Jean Claude van Damme.

The muscles from Brussels, the short guy with the big arms and the funny accent and the lumpy head. The guy who starred in every early nineties actioner that didn't have the budget to afford Stallone or Schwarzenegger. The guy that gave Steven Seagal a genuine run for his money when it comes to cheesy dialogue and all-round awfulness. The king of straight-to-DVD.

Until, 15 years after van Damme was in his Hollywood prime, some anonymous French director decides to make JCVD.

JCVD is a heist movie, the dialogue is in French and it takes place in a small town in Belgium, so on the face of it it's nothing special. But what sets this films apart from every other French language, Belgium set heist movie (because there are many) is that the world it portrays, the actual heist, is fiction, but Jean Claude van Damme is just that: Jean Claude van Damme. This film is a meta-film, a hybrid of fiction and biography.

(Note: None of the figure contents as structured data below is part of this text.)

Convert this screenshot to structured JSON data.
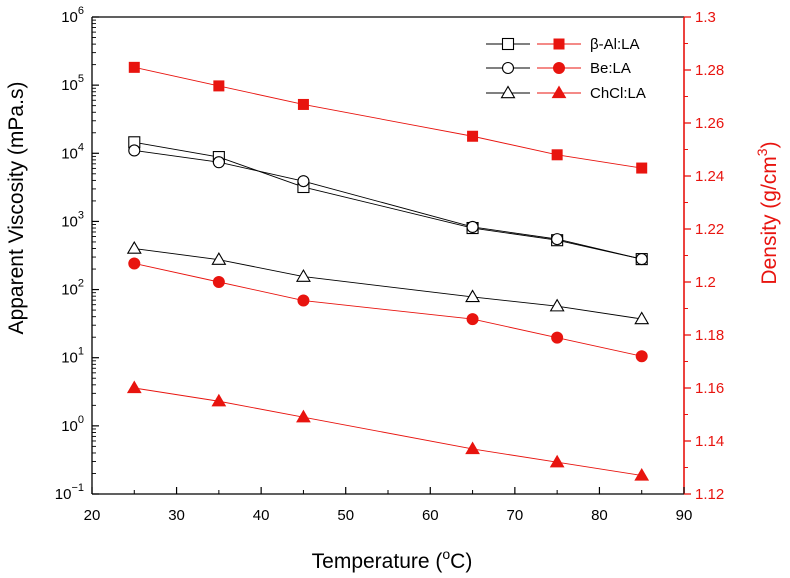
{
  "chart_data": {
    "type": "line",
    "xlabel": "Temperature (°C)",
    "xlabel_main": "Temperature (",
    "xlabel_sup": "o",
    "xlabel_end": "C)",
    "ylabel_left": "Apparent Viscosity (mPa.s)",
    "ylabel_right_main": "Density (g/cm",
    "ylabel_right_sup": "3",
    "ylabel_right_end": ")",
    "xlim": [
      20,
      90
    ],
    "ylim_left": [
      0.1,
      1000000
    ],
    "ylim_right": [
      1.12,
      1.3
    ],
    "left_scale": "log",
    "grid": false,
    "legend_position": "top-right",
    "x_ticks": [
      "20",
      "30",
      "40",
      "50",
      "60",
      "70",
      "80",
      "90"
    ],
    "y_left_ticks": [
      {
        "base": "10",
        "exp": "−1"
      },
      {
        "base": "10",
        "exp": "0"
      },
      {
        "base": "10",
        "exp": "1"
      },
      {
        "base": "10",
        "exp": "2"
      },
      {
        "base": "10",
        "exp": "3"
      },
      {
        "base": "10",
        "exp": "4"
      },
      {
        "base": "10",
        "exp": "5"
      },
      {
        "base": "10",
        "exp": "6"
      }
    ],
    "y_right_ticks": [
      "1.12",
      "1.14",
      "1.16",
      "1.18",
      "1.2",
      "1.22",
      "1.24",
      "1.26",
      "1.28",
      "1.3"
    ],
    "colors": {
      "viscosity": "#000000",
      "density": "#e8140f",
      "right_axis": "#e8140f"
    },
    "x": [
      25,
      35,
      45,
      65,
      75,
      85
    ],
    "series": [
      {
        "name": "β-Al:LA",
        "marker": "square",
        "axis": "left",
        "filled": false,
        "values": [
          14500,
          8800,
          3200,
          800,
          530,
          280
        ]
      },
      {
        "name": "Be:LA",
        "marker": "circle",
        "axis": "left",
        "filled": false,
        "values": [
          11000,
          7400,
          3900,
          830,
          550,
          280
        ]
      },
      {
        "name": "ChCl:LA",
        "marker": "triangle",
        "axis": "left",
        "filled": false,
        "values": [
          400,
          275,
          155,
          78,
          57,
          37
        ]
      },
      {
        "name": "β-Al:LA",
        "marker": "square",
        "axis": "right",
        "filled": true,
        "values": [
          1.281,
          1.274,
          1.267,
          1.255,
          1.248,
          1.243
        ]
      },
      {
        "name": "Be:LA",
        "marker": "circle",
        "axis": "right",
        "filled": true,
        "values": [
          1.207,
          1.2,
          1.193,
          1.186,
          1.179,
          1.172
        ]
      },
      {
        "name": "ChCl:LA",
        "marker": "triangle",
        "axis": "right",
        "filled": true,
        "values": [
          1.16,
          1.155,
          1.149,
          1.137,
          1.132,
          1.127
        ]
      }
    ],
    "legend": [
      {
        "label": "β-Al:LA",
        "marker": "square"
      },
      {
        "label": "Be:LA",
        "marker": "circle"
      },
      {
        "label": "ChCl:LA",
        "marker": "triangle"
      }
    ]
  }
}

Van Damme plays himself, a worn out actor losing custody over his daughter, struggling for money, suffering from a crisis of identity, and, worst of all, losing parts for films he doesn't really want to do, who happens to stumble upon, and subsequently gets caught up in, the robbery of a small-town post office.

So far, so post-modern.

And then, about halfway through the film, van Damme is literally lifted out of the post office set, into the rafters of the studio, breaking right through the fourth wall, where he delivers an astounding, literally breathtaking six minute monologue in which he reflects upon his life and career, his regrets and his faults - six minutes of pure, raw emotion. This scene is nothing short of amazing.

This monologue is either completely fabricated and scripted, which makes van Damme, on account of this scene, a superb actor, or it is entirely improvised and sincere, which makes van Damme something he has never been in the eyes of the world: human, flawed, hurt. Whichever it is (and I suspect it is the latter), it is a performance that deserves all the credit in the world and more.

A marvelous film, which has given me a new-found respect for Jean Claude van Damme.